Wrong, Wrong, and more wrong. Not everyone in the IS can, or does, pilot a mech. According to the lore, you have to be sponsored into one of the major mech academies for 6-8 years. While there are a few exceptions, this is the general rule. Just graduating doesnt get you into your unit of choice though. Kai transfered out of the unit he graded into, so that the girl he was dating at the time could have the slot instead, as her family all served in that unit, and her grades were only good enough to get her the top alternate slot. Kai also went on to post the highest scores of any person, IS or Clan, in a Clan style testing, only proves that clan warriors arent 'better', only more experienced as they typically have about 10 more years of training. My point being, IS has testing just as hard as the Clans do for their mechwarriors. The only difference is that Clan warriors start their training at 5 or 6, where IS pilots typically dont start till their late teens.

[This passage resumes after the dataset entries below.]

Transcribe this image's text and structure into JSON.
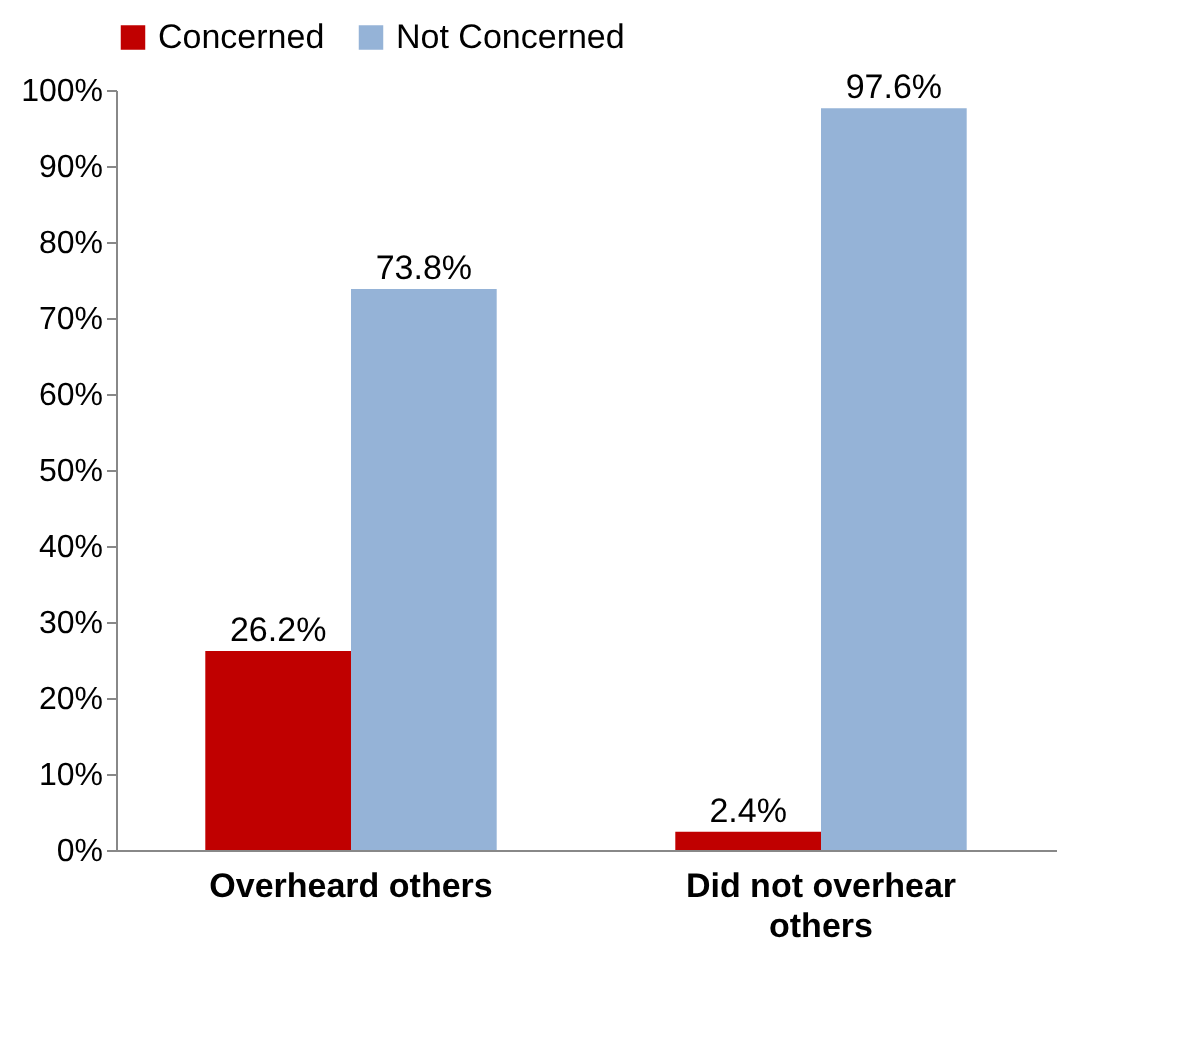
{
  "chart_data": {
    "type": "bar",
    "categories": [
      "Overheard others",
      "Did not overhear others"
    ],
    "series": [
      {
        "name": "Concerned",
        "color": "#c00000",
        "values": [
          26.2,
          2.4
        ],
        "value_labels": [
          "26.2%",
          "2.4%"
        ]
      },
      {
        "name": "Not Concerned",
        "color": "#95b3d7",
        "values": [
          73.8,
          97.6
        ],
        "value_labels": [
          "73.8%",
          "97.6%"
        ]
      }
    ],
    "ylim": [
      0,
      100
    ],
    "yticks": [
      {
        "value": 0,
        "label": "0%"
      },
      {
        "value": 10,
        "label": "10%"
      },
      {
        "value": 20,
        "label": "20%"
      },
      {
        "value": 30,
        "label": "30%"
      },
      {
        "value": 40,
        "label": "40%"
      },
      {
        "value": 50,
        "label": "50%"
      },
      {
        "value": 60,
        "label": "60%"
      },
      {
        "value": 70,
        "label": "70%"
      },
      {
        "value": 80,
        "label": "80%"
      },
      {
        "value": 90,
        "label": "90%"
      },
      {
        "value": 100,
        "label": "100%"
      }
    ],
    "grid": false,
    "legend": "top"
  }
}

So, given that the lore states that the only real difference is when they start their training, how do you justify harder 'trials' for prospective clan players than for IS players? Phelan Kell, not even academy trained if I remember, trained by the IS, was able to do his Clan test with just over 6 months of clan style training. That was after months of chemical interigation. Clan mechwarriors are not 'super men', and have not been overly genetically modified, such as the Elemental or Aerospace pilots. They just have more years behind the cockpit of a mech than an IS pilot of the same age.
Then again, if Clan Mechwarriors are suppost to be 'super men', as it appears you believe, then you would have no objection to an artificial mechanism in the game to reflect this, would ya? A mechanism that an IS pilot couldnt duplicate, because Clanners have a harder trial?
Edit:Answered a question I missed first time around.
Edited by Blkcat, 08 April 2012 - 08:38 AM.